The measuring unit 362 installed in the retaining ring 360 is for measuring the pressure applied to the polishing pad, and the measuring unit installed at the membrane 372 measures the pressure of air for vacuum adsorption of the wafer W. Measure

However, the measuring unit 362 installed in the membrane 372 is for measuring the air pressure in the loading chamber 340 and the pressure chamber 380, and the pressure chamber 380 and the loading chamber 340 inside the measuring chamber 362. It may be installed in.

The controller 390 when the pressure values measured at the membrane 372 or the loading chamber 340, the pressure chamber 380, and the retaining ring 360 deviate from a reference range set for the process. A signal is applied to generate an interlock and stop the process.

Hereinafter, the operation and effects of the polishing head which is an embodiment of the present invention configured as described above will be described.

The wafer W is vacuum-adsorbed through the loading chamber 340 and the pressure chamber 380 in communication with the air inflow passage 314 to polish the wafer W after the polishing head 300 finishes the previous process. At this time, the wafer W is accommodated in a circular space provided by the membrane 372 and the retaining ring 360.

Thereafter, the retaining ring 360 is in close contact with the upper surface of the polishing pad 144 by the driving unit of the polishing head 300 and a predetermined pressure is applied thereto. The wafer W accommodated in the polishing head 300 is in contact with the polishing pad 144 at a predetermined pressure, and at the same time, the slurry supply pipe 148 is slurry at a portion where the polishing pad 144 is in contact with the wafer W. It is then mechanically and chemically polished.

Here, when air is supplied to the pressure chamber 380 to adsorb the wafer W, the measurement chamber 362 connected to the pressure chamber 380 or the membrane 372 measures the pressure value. In addition, even when the retaining ring 360 contacts the upper surface of the polishing pad 144 and a predetermined pressure is applied, a reference pressure preferable for the measurement unit 362 connected to the retaining ring 360 to measure the pressure value and proceed with the process. If the value is out of the allowable range, an interlock is generated by the signal from the controller, and all polishing processes are stopped.

Therefore, the cracking of the wafer W due to the pressure difference caused by the interaction between the retainer ring 360 and the membrane 372 can be prevented, and it is more precise than the conventional method of monitoring each pressure individually. The polishing process can be carried out effectively.

The polishing head of the present invention as described above has the following effects.

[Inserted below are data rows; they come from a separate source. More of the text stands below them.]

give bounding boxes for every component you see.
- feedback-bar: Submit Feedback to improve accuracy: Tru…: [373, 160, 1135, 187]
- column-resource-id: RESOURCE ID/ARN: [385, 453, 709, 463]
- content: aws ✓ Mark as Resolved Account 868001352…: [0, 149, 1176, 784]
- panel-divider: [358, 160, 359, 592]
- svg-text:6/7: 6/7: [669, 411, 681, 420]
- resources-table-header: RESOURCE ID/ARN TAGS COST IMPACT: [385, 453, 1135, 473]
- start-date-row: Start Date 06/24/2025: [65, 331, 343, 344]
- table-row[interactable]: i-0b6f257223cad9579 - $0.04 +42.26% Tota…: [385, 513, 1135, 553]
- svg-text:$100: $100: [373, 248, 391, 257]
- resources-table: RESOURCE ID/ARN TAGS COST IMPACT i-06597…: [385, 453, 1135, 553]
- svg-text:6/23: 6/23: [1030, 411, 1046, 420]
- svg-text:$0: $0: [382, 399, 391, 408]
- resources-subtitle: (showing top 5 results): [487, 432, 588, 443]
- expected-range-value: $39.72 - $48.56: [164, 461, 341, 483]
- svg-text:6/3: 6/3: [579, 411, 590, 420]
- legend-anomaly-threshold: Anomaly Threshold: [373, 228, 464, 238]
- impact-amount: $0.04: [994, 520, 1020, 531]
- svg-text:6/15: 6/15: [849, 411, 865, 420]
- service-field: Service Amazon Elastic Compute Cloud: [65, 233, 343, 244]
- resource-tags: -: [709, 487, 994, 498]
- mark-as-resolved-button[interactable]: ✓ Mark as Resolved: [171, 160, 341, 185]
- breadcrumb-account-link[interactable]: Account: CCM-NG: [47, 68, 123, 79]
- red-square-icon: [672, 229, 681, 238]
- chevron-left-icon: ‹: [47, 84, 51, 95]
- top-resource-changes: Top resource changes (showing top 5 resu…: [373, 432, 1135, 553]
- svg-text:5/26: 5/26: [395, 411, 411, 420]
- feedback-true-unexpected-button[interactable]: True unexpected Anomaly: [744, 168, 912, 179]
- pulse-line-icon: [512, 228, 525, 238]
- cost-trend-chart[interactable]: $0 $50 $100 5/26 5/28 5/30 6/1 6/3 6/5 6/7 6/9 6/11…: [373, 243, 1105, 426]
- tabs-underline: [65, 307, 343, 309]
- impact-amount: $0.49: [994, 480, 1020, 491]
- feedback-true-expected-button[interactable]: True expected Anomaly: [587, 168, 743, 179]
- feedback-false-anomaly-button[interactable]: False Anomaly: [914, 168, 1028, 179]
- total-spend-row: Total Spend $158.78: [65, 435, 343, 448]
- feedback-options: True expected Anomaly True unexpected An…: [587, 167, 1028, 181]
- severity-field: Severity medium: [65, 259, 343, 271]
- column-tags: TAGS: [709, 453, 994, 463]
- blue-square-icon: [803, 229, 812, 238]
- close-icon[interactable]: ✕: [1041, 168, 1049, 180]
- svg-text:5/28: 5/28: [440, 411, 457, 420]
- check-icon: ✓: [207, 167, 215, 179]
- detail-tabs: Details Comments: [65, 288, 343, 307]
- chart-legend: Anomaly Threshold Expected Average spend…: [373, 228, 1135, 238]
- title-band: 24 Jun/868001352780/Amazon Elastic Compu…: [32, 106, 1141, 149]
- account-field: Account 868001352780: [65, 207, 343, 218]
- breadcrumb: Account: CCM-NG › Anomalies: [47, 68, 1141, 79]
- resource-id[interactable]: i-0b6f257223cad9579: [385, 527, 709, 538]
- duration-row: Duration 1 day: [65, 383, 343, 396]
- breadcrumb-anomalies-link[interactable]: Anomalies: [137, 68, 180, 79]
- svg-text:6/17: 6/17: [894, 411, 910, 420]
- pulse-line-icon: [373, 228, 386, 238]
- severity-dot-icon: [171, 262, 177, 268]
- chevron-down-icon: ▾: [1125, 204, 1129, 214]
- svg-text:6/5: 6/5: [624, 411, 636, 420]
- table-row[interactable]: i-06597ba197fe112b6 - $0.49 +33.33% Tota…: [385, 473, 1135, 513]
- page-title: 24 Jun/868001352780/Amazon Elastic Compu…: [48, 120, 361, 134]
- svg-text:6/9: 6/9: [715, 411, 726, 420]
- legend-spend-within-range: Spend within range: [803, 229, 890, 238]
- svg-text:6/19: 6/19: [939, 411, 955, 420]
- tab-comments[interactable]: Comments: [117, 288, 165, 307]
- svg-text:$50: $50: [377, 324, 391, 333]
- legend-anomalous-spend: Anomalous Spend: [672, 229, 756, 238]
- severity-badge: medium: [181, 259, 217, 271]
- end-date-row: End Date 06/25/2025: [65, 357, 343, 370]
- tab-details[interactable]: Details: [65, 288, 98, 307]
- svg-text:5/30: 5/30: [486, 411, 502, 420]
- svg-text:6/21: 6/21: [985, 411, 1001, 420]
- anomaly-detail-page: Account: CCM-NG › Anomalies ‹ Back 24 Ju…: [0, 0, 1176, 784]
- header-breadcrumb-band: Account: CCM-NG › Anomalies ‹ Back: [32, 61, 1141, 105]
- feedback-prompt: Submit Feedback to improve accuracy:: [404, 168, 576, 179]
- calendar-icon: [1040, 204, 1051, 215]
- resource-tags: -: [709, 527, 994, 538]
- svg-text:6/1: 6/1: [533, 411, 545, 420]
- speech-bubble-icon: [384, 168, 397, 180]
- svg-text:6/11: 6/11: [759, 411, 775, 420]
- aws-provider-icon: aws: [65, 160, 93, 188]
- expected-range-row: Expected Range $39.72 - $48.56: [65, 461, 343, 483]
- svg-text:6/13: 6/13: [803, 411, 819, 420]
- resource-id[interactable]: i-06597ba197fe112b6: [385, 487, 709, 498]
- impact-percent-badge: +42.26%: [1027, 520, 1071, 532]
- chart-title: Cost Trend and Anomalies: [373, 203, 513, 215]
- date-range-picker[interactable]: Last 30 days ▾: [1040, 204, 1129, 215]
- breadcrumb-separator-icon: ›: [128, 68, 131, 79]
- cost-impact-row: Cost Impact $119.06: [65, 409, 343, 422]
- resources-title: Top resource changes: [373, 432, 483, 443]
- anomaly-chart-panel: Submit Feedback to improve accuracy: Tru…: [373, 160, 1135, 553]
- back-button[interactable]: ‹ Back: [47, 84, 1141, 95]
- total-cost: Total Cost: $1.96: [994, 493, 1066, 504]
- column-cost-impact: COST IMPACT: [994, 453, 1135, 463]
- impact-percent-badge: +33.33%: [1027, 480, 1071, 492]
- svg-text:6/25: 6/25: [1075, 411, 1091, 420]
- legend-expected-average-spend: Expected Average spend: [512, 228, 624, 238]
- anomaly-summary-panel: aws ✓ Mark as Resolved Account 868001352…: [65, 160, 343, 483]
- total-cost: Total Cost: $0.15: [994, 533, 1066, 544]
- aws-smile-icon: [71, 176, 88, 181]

Each measuring unit for measuring the pressure applied to the retaining ring and the membrane is provided, so that an interlock can be generated when the difference value is out of the set reference range, thereby preventing the wafer from breaking.

Claims (1)

A polishing head for use in a chemical mechanical polishing device, A support plate disposed below; A membrane fixed to the support plate to adsorb / press the wafer; A retainer ring disposed surrounding the outer circumferential surface of the membrane to prevent the wafer adsorbed on the membrane from being separated; A measuring unit measuring pressure applied to the retaining ring and the membrane; And, And a control unit for generating an interlock when a difference between the pressure applied to the retaining ring and the pressure applied to the membrane is out of a set reference range.